I had a problem and I noticed that I’ve, in the last couple of years, started to think differently about how to solve problems like these. I thought I share the solution to my problem here but also a little bit about the reasoning behind my problem solving.
The problem is easy enough to describe: I wanted to extract all the images from 20+ Word documents. I decided to write a script and share it here.
TL;DR - just the script
Here’s the bash script that I ended up with
#!/bin/bash
rm -rf zips
mkdir zips
cp docs/*.docx zips
for file in ./zips/*.docx; do
mv "$file" $file.zip
unzip $file.zip 'word/media/*.jpeg' -d $file.images
rm $file.zip
done
Decisions, decisions, decisions
First of all I decided to write a scrip to do this. I did that because I want to keep my programming thinking alive and also learn something a little new (almost) every day. I suck at shell scripting and this seemed like a nice exercise.

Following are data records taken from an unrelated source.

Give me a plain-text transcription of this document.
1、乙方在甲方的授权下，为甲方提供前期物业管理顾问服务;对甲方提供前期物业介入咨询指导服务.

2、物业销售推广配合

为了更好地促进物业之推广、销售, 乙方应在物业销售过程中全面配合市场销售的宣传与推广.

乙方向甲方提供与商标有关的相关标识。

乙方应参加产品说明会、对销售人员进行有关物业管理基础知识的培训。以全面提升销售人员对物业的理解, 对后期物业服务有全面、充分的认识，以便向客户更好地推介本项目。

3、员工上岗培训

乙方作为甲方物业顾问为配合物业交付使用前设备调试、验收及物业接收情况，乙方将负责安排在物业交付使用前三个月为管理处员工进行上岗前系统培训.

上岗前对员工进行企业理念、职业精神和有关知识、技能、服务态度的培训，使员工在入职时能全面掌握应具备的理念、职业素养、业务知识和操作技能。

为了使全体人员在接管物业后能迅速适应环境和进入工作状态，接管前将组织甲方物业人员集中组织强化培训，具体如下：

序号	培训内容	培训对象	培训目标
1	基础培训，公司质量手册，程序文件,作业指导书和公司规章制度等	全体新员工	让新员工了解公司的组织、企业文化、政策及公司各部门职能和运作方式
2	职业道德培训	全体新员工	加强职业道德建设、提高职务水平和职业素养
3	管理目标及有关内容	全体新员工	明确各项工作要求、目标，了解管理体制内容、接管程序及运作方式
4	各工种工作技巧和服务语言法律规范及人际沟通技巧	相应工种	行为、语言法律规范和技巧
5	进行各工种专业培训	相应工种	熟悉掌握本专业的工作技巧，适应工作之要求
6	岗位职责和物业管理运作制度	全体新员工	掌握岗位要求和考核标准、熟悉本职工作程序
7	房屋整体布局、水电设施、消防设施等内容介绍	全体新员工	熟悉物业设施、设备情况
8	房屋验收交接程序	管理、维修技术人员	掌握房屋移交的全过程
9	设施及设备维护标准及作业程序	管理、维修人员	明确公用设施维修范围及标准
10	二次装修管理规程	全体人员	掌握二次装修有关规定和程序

The first thing I did when writing the script was to think about how I could run the script over and over again, in an easy fashion. For me that means that I kept the raw data (the Word documents in this case) in one folder and the output in another.
I’ve learned, the hard way, that writing any kind of code requires ~a few~ many iterations. I want to test an idea, run that part, tweak the idea and then run again. Many times a minute.
For that reason I set myself up in away that support this iteration. For that reason I clean up the output folder in the first set, like this: rm -rf zips
.
The actual algorithm builds on the fact that Word documents (.docx format) are actually zip files. My first step is therefor to copy them to my working directory zips
with the command cp docs/*.docx zips
Once the documents are in the working directory I need to change the extension of each file, from .docx
to .zip
. I found no easy way to do this with a single command, but rather ended up iterating over them.
This is accomplished with the for
construct, and in all honesty I’ve never tried that before in shell scripts. The block inside do
to done
gets iterated for each file
in the directory.
Renaming each file turns out to be easy inside the loop, by simply appending .zip
to the end of the current file name mv "$file" $file.zip
Now that I’m already iterating I decided to unzip each directory too. For this I’m using the unzip
command. The word/media/*.jpeg
part means that I only unzip that folder inside the zip-archive. -d $file.images
creates a folder with the suffix .images
where the images are extracted too.
Finally I decided to clean up and remove the zip archive, inside the loop. That is a little bit unnecessary but why not.
Summary
This was a fun little exercise.
- It was faster to code this up than to open and extract all images manually
- I can do this over and over. I might add more pictures to the documents later, or more documents…
- I learned some new stuff
- I got to blog about it too.